Un ’68 niente affatto da amarcord, ma come punto “fatidico” per comprendere come siamo messi oggi, qual è la nostra postura umana, il nostro modo di affrontare la vita. Per verificare se per caso «anch’io non mi sento molto bene» e orientarsi sul che fare. «Questo lavoro è l’espressione della prospettiva con la quale ho guardato e vissuto le circostanze che, proprio a partire dal ’68, hanno prodotto la mentalità corrente».
La prospettiva è quella dichiarata dal sottotitolo del libro: “Un punto di vista cattolico”. Un punto di vista «felicemente desueto», annota Giuliano Ferrara con un acuto quasi-ossimoro nella sua prefazione. Conosco e stimo Cesana da oltre mezzo secolo: non è tipo da allinearsi neanche per un pelo al consueto, cioè alla moda, all’ovvio, alla maggioranza. Mai avuto paura di porsi di fronte alla realtà giudicandola. In questo, di sicuro, da “figlio” di don Giussani.
Cesana impatta ventenne nel ’68 da «cristiano secondo me»: come più o meno l’intera sua generazione, sul crinale fra tradizione languida e pratico rifiuto.
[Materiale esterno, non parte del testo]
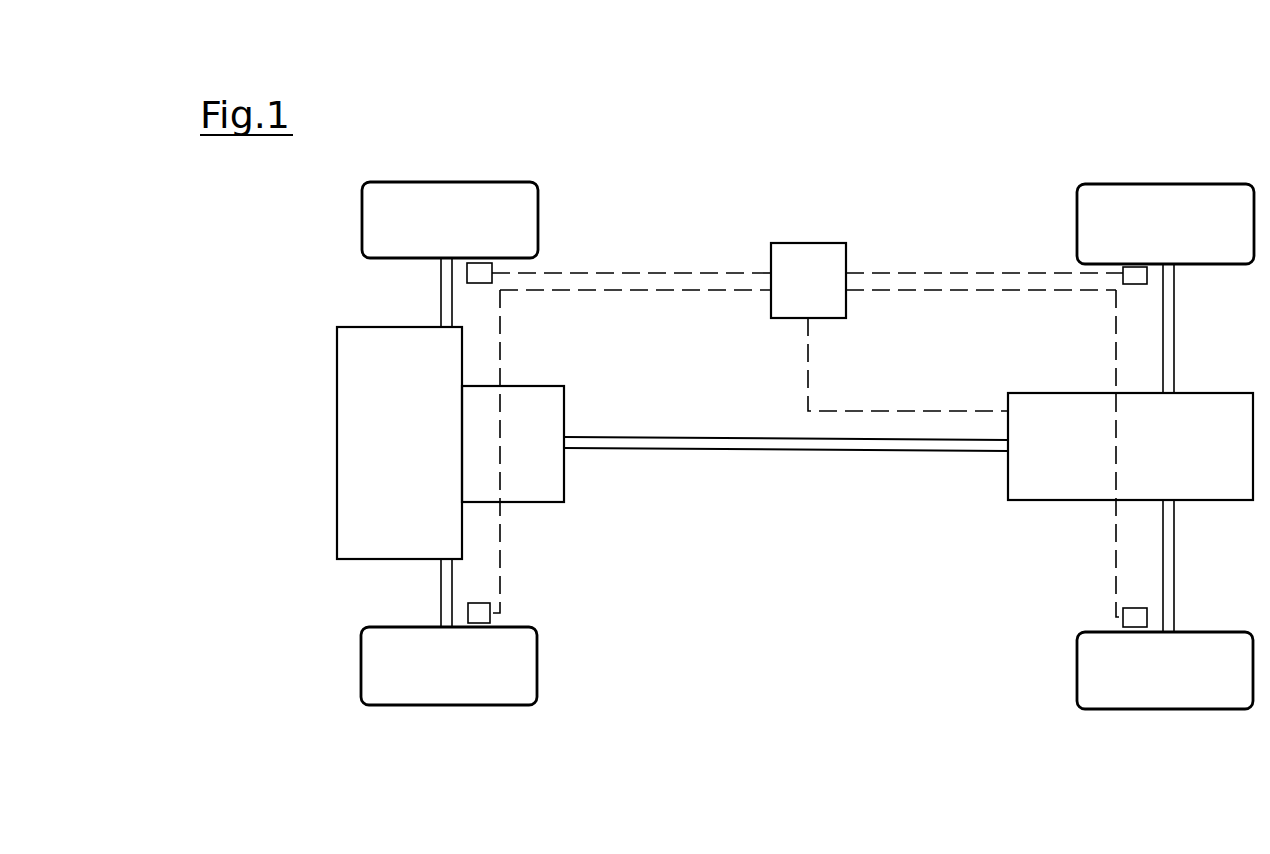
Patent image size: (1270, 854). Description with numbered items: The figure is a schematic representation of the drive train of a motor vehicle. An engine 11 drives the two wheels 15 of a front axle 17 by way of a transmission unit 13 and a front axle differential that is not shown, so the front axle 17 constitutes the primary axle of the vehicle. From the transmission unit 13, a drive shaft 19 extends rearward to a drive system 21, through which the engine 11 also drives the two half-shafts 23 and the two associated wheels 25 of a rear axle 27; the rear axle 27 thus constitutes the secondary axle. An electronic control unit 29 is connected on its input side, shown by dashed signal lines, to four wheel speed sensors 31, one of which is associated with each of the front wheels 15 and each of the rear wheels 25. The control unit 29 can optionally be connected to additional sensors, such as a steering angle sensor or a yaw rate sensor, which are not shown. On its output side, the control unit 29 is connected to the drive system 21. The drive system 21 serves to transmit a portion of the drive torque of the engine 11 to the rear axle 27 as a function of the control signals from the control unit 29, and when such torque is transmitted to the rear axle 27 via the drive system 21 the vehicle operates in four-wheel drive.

The engine 11 is at (407, 457).
The transmission unit 13 is at (545, 457).
The wheels 15 is at (446, 197).
The front axle 17 is at (438, 591).
The drive shaft 19 is at (652, 445).
The drive system 21 is at (1195, 454).
The half-shafts 23 is at (1216, 448).
The wheels 25 is at (1131, 202).
The rear axle 27 is at (1178, 571).
The electronic control unit 29 is at (823, 288).
The wheel speed sensors 31 is at (470, 271).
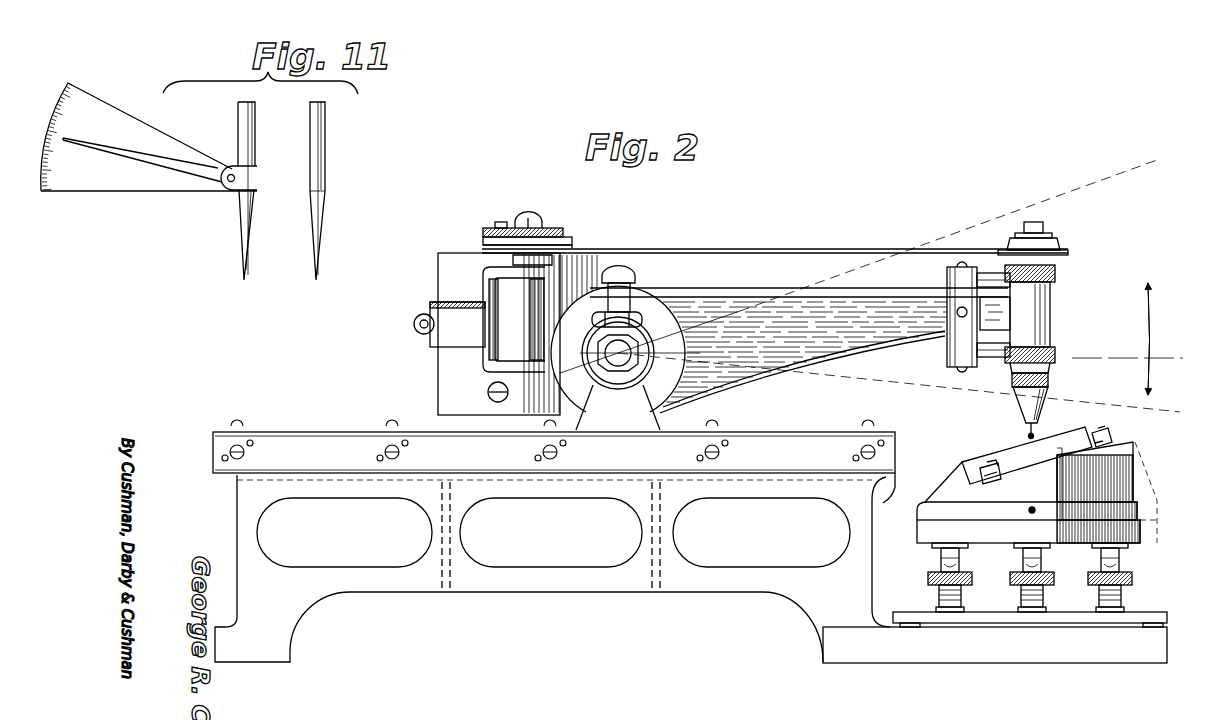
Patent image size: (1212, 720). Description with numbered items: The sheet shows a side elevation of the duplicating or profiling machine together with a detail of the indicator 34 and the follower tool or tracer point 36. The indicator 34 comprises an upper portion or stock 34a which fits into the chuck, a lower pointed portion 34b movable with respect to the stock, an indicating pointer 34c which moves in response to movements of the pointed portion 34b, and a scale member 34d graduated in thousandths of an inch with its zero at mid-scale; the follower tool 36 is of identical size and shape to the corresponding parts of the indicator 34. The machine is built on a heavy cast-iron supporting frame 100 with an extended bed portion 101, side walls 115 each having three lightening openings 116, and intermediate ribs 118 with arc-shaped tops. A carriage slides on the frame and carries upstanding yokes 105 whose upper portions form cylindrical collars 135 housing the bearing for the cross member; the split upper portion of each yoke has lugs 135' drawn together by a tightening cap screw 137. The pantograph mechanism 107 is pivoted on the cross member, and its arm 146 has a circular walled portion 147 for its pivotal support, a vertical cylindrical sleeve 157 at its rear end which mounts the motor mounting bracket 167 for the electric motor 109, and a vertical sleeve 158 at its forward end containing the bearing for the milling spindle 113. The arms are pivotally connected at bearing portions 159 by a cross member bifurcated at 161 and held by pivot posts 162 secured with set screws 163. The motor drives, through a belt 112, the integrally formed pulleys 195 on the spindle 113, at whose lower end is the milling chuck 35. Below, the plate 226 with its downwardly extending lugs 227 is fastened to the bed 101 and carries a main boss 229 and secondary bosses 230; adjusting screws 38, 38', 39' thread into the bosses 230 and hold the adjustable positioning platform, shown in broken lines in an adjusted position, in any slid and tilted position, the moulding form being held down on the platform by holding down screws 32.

In FIG. 11, the scale member 34d is at (77, 107).
In FIG. 11, the indicating pointer 34c is at (127, 148).
In FIG. 11, the indicator 34 is at (210, 193).
In FIG. 2, the indicator 34 is at (1028, 431).
In FIG. 11, the upper portion or stock 34a is at (237, 127).
In FIG. 11, the lower pointed portion 34b is at (238, 227).
In FIG. 11, the follower tool or tracer point 36 is at (370, 198).
In FIG. 2, the supporting frame 100 is at (563, 596).
In FIG. 2, the extended bed portion 101 is at (1040, 664).
In FIG. 2, the upstanding yokes 105 is at (802, 375).
In FIG. 2, the pantograph mechanism 107 is at (754, 382).
In FIG. 2, the electric motor 109 is at (438, 377).
In FIG. 2, the belt 112 is at (808, 232).
In FIG. 2, the milling spindle 113 is at (1043, 224).
In FIG. 2, the side walls 115 is at (398, 592).
In FIG. 2, the lightening openings 116 is at (350, 548).
In FIG. 2, the intermediate ribs 118 is at (445, 595).
In FIG. 2, the cylindrical collars 135 is at (618, 358).
In FIG. 2, the lugs 135' is at (636, 294).
In FIG. 2, the tightening cap screw 137 is at (583, 310).
In FIG. 2, the arm 146 is at (872, 295).
In FIG. 2, the circular walled portion 147 is at (685, 292).
In FIG. 2, the vertical cylindrical sleeve 157 is at (510, 300).
In FIG. 2, the vertical sleeve 158 is at (1055, 302).
In FIG. 2, the bearing portions 159 is at (955, 280).
In FIG. 2, the bifurcated ends 161 is at (958, 266).
In FIG. 2, the pivot posts 162 is at (962, 262).
In FIG. 2, the set screws 163 is at (956, 313).
In FIG. 2, the motor mounting bracket 167 is at (428, 345).
In FIG. 2, the pulleys 195 is at (1070, 246).
In FIG. 2, the holding down screws 32 is at (1105, 432).
In FIG. 2, the milling chuck 35 is at (1022, 405).
In FIG. 2, the adjusting screw 38 is at (1148, 570).
In FIG. 2, the adjusting screw 38' is at (982, 568).
In FIG. 2, the adjusting screw 39' is at (1067, 568).
In FIG. 2, the plate 226 is at (1192, 582).
In FIG. 2, the downwardly extending lugs 227 is at (912, 628).
In FIG. 2, the main boss 229 is at (1052, 606).
In FIG. 2, the secondary bosses 230 is at (937, 605).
Il ’68 fallisce nel suo obiettivo dichiarato di giustizia sociale e di società dell’eguaglianza, contribuisce invece a realizzare la rottura con la tradizione cristiana (già di suo indebolita) e a propagare, con i suoi leader candidati a classe dirigente, un nichilismo gaio, una società individualistica radical-borghese.